Tennessee House Speaker Cameron Sexton, a Republican, said a partnership that allowed states a degree of autonomy to create their own programs would likely be welcomed in his state. But, he added, “if you have Washington do like they did with Medicaid expansion, that they tell you, ‘Here’s what you have to do,’ … then probably not.”
“Does it mean you have to do exactly what Washington wants you to do, or can you create something that would work in your state that would get the outcome that everybody desires?” Sexton said. “That makes a difference.”

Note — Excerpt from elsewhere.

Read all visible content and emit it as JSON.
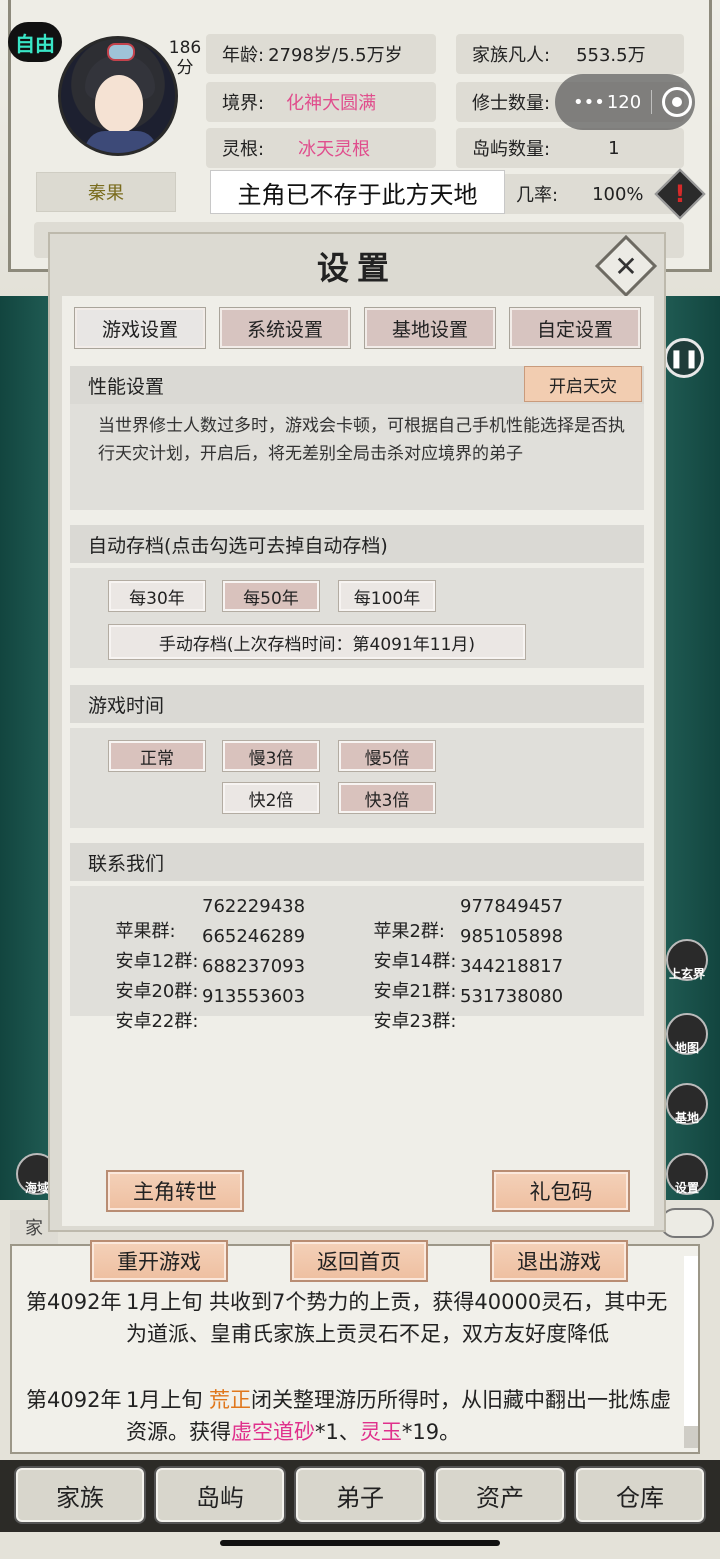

A partnership that would give states the autonomy to set up their own systems while benefiting from federal contributions would likely “get the best buy-in” from the most states, said Michele Streeter, a senior policy analyst focused on federal issues at the Institute for College Access & Success.
But even generous federal support might not be enough to convince states not to walk away. The legislation which Biden’s community college proposal is largely based on offers 75 percent federal funding, with the state responsible for 25 percent — less generous than the Medicaid expansion.
“At a certain point, a partnership requires both sides to enter into it,” Streeter said. “I’m not sure you could ever make it 100 percent airtight to the point where states will always buy in.”